Installations this winter will include a huge, glowing slinky tumbling off the landmarks in Salford Quays, as well as fire sculptures, a giant heart-shaped glitterball, and a kaleidoscope of butterflies.
Lightwaves will take place across MediaCity and Salford Quays, transforming the waterways and spaces with dramatic light artworks.
The completely free event will take place this week and showcase both local and national artists.
The headline installation is audio-visual Navvies by Matthew Rosier, presented on the actual water and accompanied by an orchestral composition.
Visitors will also be able to ‘walk’ through the waters of a digital river that will flow over the bridge, created by Manchester studio idontloveyouanymore, with the virtual water reacting to the movement of people.

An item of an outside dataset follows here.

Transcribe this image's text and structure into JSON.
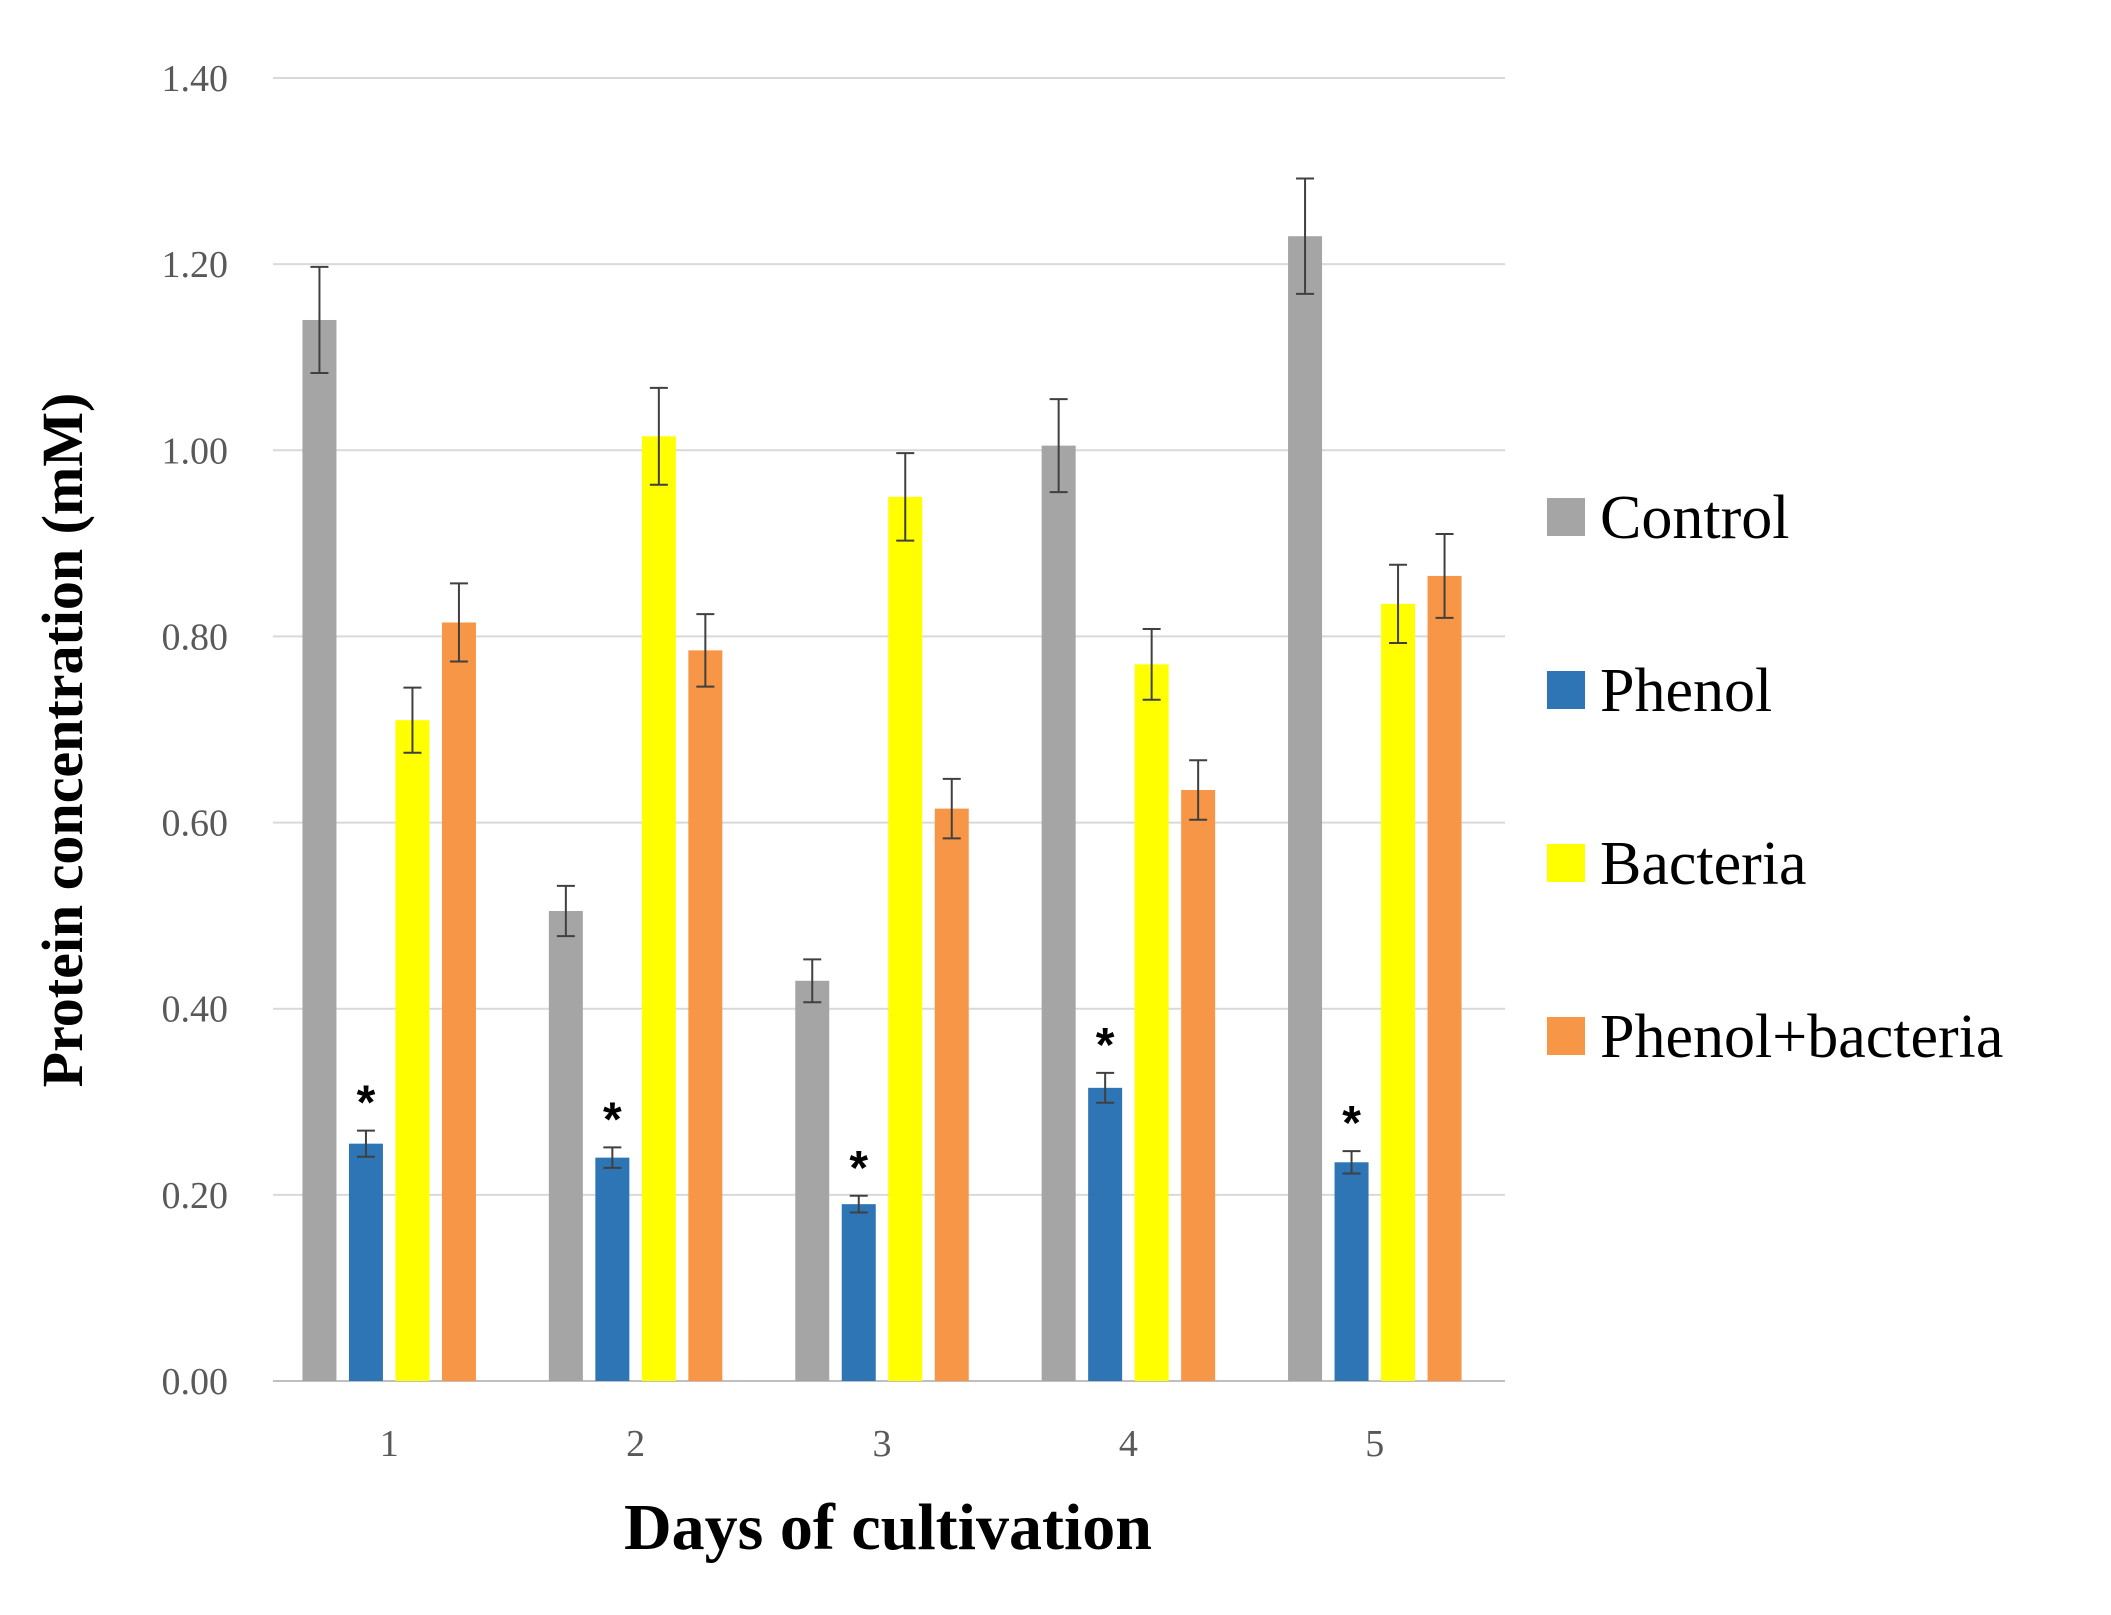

The giant neon slinky (called End Over End) comes from Studio Vertigo, who will also create Our Beating Heart, a heart-shaped mirror ball made with more than 11,000 tiles that will slowly rotate.
Garden of the Deep, by Diane Watson, will turn single-use plastic bottles into 1000 flowers, made with the help of local schools and community groups.
Local legends Walk the Plank will be back again with Roost, creating nature-based fire sculptures in the MediaCity garden.
Lightstream by Flora Litchfield is going to use sound and colour to draw focus to water’s energy, and MicroCosmic by Paul Miller (a collaboration with the University of Salford) is an installation of video, sound and projection-mapped sculpture.
Anne Bennett’s Butter Cluster will create a flock (or technically, a kaleidoscope) of butterflies in the night sky above your heads.
There’ll be retro-futuristic design with Normal, an ‘interactive light and sound installation with attitude’ by Monomatic.